When faith is weak, I have less to say. There is less I can say. And the suffering do not ask me much, if not to listen patiently to talk about their sorrows. I also do it because it is my vocation: to listen and bleat the lambs.
No judgement, at least right now, from me, as my faith has also been both strong and weak. I am brave and I bleat. So I just do what I can to strengthen the faith: theirs and mine.
CS Lewis’ story suggests that not everyone is ready for heaven. Some get there like ghosts. The sky itself is quite real. Indeed, it is so strong that they cannot even walk on its grass without great effort. As people – our word would be “souls” – they are just too insubstantial for heaven.
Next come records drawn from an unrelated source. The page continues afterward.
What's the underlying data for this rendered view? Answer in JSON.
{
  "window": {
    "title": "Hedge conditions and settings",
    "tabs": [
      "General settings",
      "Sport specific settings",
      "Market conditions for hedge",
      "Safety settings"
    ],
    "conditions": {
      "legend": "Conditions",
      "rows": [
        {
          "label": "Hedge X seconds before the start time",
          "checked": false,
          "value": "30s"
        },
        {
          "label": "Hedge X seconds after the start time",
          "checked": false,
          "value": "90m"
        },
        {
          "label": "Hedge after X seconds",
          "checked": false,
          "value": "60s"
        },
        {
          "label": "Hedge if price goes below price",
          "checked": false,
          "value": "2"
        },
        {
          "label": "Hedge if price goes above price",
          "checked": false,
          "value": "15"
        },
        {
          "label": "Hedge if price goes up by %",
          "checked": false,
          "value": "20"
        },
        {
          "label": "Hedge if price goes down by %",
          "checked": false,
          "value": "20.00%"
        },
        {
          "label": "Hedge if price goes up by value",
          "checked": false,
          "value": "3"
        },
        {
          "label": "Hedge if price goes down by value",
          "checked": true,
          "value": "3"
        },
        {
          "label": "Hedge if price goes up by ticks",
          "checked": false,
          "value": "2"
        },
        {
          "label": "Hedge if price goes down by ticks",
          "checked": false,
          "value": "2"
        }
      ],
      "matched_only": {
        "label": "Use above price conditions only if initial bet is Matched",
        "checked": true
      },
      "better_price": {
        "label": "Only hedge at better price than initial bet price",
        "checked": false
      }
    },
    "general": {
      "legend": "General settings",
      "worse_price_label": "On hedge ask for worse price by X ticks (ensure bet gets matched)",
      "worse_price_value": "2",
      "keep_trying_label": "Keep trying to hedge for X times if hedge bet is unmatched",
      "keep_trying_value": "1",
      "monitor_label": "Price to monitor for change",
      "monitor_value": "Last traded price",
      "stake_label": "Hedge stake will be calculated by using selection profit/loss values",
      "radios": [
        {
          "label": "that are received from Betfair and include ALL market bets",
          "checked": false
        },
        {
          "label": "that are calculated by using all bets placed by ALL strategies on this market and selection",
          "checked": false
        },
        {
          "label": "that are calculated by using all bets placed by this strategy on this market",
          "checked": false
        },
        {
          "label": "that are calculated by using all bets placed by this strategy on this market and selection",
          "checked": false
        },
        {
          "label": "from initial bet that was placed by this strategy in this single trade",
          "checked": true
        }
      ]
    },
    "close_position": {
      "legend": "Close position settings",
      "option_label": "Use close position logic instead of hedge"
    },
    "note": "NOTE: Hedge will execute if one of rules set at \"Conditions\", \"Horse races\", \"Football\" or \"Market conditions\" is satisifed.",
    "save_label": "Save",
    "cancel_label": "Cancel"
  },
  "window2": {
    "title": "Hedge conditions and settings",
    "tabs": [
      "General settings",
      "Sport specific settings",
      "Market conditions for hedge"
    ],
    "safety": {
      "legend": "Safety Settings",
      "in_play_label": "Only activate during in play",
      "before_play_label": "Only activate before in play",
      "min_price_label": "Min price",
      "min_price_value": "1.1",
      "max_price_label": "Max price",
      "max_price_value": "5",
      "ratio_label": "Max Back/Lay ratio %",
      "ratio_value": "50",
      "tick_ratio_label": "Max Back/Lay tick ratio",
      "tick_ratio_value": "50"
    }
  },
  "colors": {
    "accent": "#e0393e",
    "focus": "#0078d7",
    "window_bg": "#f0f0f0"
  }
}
It is faith that prepares us for heaven. And what is faith? Stubbornly seeing a purpose in this life – stubbornly because sometimes it takes great effort – that others cannot see.
The genius of CS Lewis is to suggest that if we cannot see the glory of God in this vale of tears, we will struggle to see it in the life to come.
Mel Gibson will always be a genius to me because in his film, “The Passion of the Christ” (2004), a wounded Jesus, fallen under his cross, painfully gets up and sputters to his mother a line that the risen Christ proclaims in the Book of the Resurrection. “Behold, Mother, I make all things new” (21:5). How hard it was to believe, at that moment, that he was doing just that!
Except for the woman Christ spoke to, we are all a mixture of sinner and saint. Sometimes we suffer and we can do no more than blame ourselves and question God. It’s the sinner in us. The saint sees the same thing but receives the grace, like Christ on the eve of his death, to see the glory of God.
Now the Son of Man is glorified, and God is glorified in him (Jn 13:31).
The genius of CS Lewis is to suggest that if we cannot see the glory of God in this vale of tears, we will struggle to see it in the life to come. Without God’s purifying and preparing mercy, heaven will simply be too much for us.
In the dark night before Calvary, Christ saw the glory of his Father. But how are we, weak as we are, supposed to do this? How are we supposed to trust that “it is necessary for us to undergo many trials to enter the kingdom of God”? After all, no one has seen paradise and come back to tell us about it.
But, you see, it is not true! Someone has gone before us and has come back to tell us about the life to come. Christ! And he didn’t leave us to fend for ourselves. The mystery we call the church comes down to this: one of us strengthening the other in Christ.
As I have loved you, you too must love one another.
This is how everyone will know that you are my disciples,
if you have love for one another (Jn 13:34-35).